162 Regulatory T CELLS Specific for Minor Histocompatibility Antigens

Track: Contributed Abstracts
Wednesday, February 13, 2013, 6:45 PM-7:45 PM
Hall 1 (Salt Palace Convention Center)
Anandaraman Veerapathran, PhD , Blood and Marrow Transplantation, Moffitt Cancer Center, Tampa, FL
Francisca Beato, BS , Moffitt Cancer Center
Joseph Pidala, MD, MS , Hematology/Oncology, Moffitt Cancer Center, Tampa, FL
William Janssen, PhD , Blood and Marrow Transplant, Moffitt Cancer Center, Tampa, FL
Xue-Zhong Yu, MD , H. Lee Moffitt Cancer Center & Research Institute, Tampa, FL
Claudio Anasetti, MD , Blood and Marrow Transplantation, H. Lee Moffitt Cancer Center, Tampa, FL
Background:  After hematopoietic cell transplantation (HCT), the risk of acute graft-vs.-host disease (GVHD) is increased in male recipients of female grafts. Disparities for the male-associated H-Y and other minor histocompatibility antigens (mHAs) have the capacity to sensitize alloreactive donor T cells and cause GVHD in HLA-matched recipients. We asked whether regulatory T cells (Treg) exist specific for human mHA. 

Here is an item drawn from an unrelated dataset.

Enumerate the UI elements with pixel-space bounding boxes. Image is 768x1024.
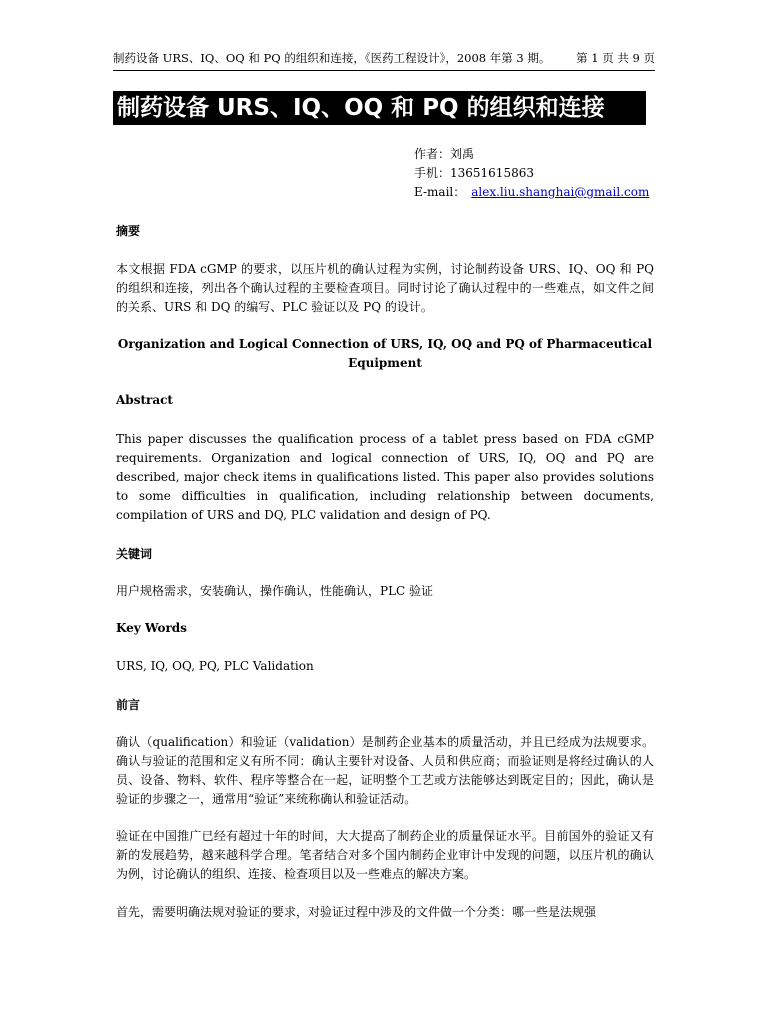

Methods and Results:  Tregs from normal donors were isolated by CD25 immunoabsorption and cultured with dendritic cells (DC) from HLA-matched siblings in the presence of IL-2, IL-15 and rapamycin. We detected a 15-fold increase in 3H-TdR uptake at 6 days in Treg cultures stimulated by HLA-identical, mHA incompatible sibling DC compared to self-DC. The median precursor frequency of mHA-specific Treg is 1.3 (range, 0.1-13.5) cells per million total blood CD4 T cells, while the median frequency of mHA-specific conventional CD4 (Tconv) is 25 (range, 3-141) per million total blood CD4 T cells. Among 13 HLA-identical sibling pair tested in any gender combination, there was a 26 (range, 8 to 39)-fold excess mHA-specific Tconv over mHA-specific Treg in the donor blood. It is the predominance of alloreactive Tconv over Tregs that drives the immune response causing GVHD. Purified Tregs were expanded in culture with for 12 days with DC from a HLA-identical sibling, IL-2, IL-15 and rapamycin (n=5), and the frequency of mHA-specific Tregs expanded 147 to 394-folds. Tregs responded to re-stimulation with DC from the original HLA-identical sibling, but not self-DC. The mHA-specific Tregs exhibited antigen specific suppression. When Tregs were cultured at limiting dilution, we obtained 4 mHA-specific Treg clones that retained TGFb secretion in response to the sibling’s mHA-disparate DC but not self-DC. One of these clones from a female donor responded to HY-antigen DBY expressed on self-APC after gene transduction and not UTY or DC alone, while another clone responded to UTY not DBY or self-DC alone. We adapted our protocol to GMP-compatible, large scale expansion of Treg from apheresis of 3.7 x 1010cells. Cultured Tregs maintained high levels of Foxp3 expression and demethylation of the Treg-specific Foxp3 gene promoter of the end-culture. mHA-specific Tregs were enriched 324-folds during the 12-day culture, indicating that we will be able to produce enough cells to exceed the numbers of mHA-specific CD4 Tconv (CD4 Tconv/Treg ratio, range 8-29) using a leukapheresis. We could not detect alloreactive T cells in this culture, besides TGFb-producing Tregs. The end-of-culture Tregs produced allospecific suppression with an IC50 between 1:1,000 and 1:10,000.

Conclusions: We demonstrated for the first time that it is possible to detect and expand mHA specific Tregs from HLA-matched sibling pairs. Immunotherapy with mHA-specific Tregs against ubiquitous mHAs may prevent GVHD.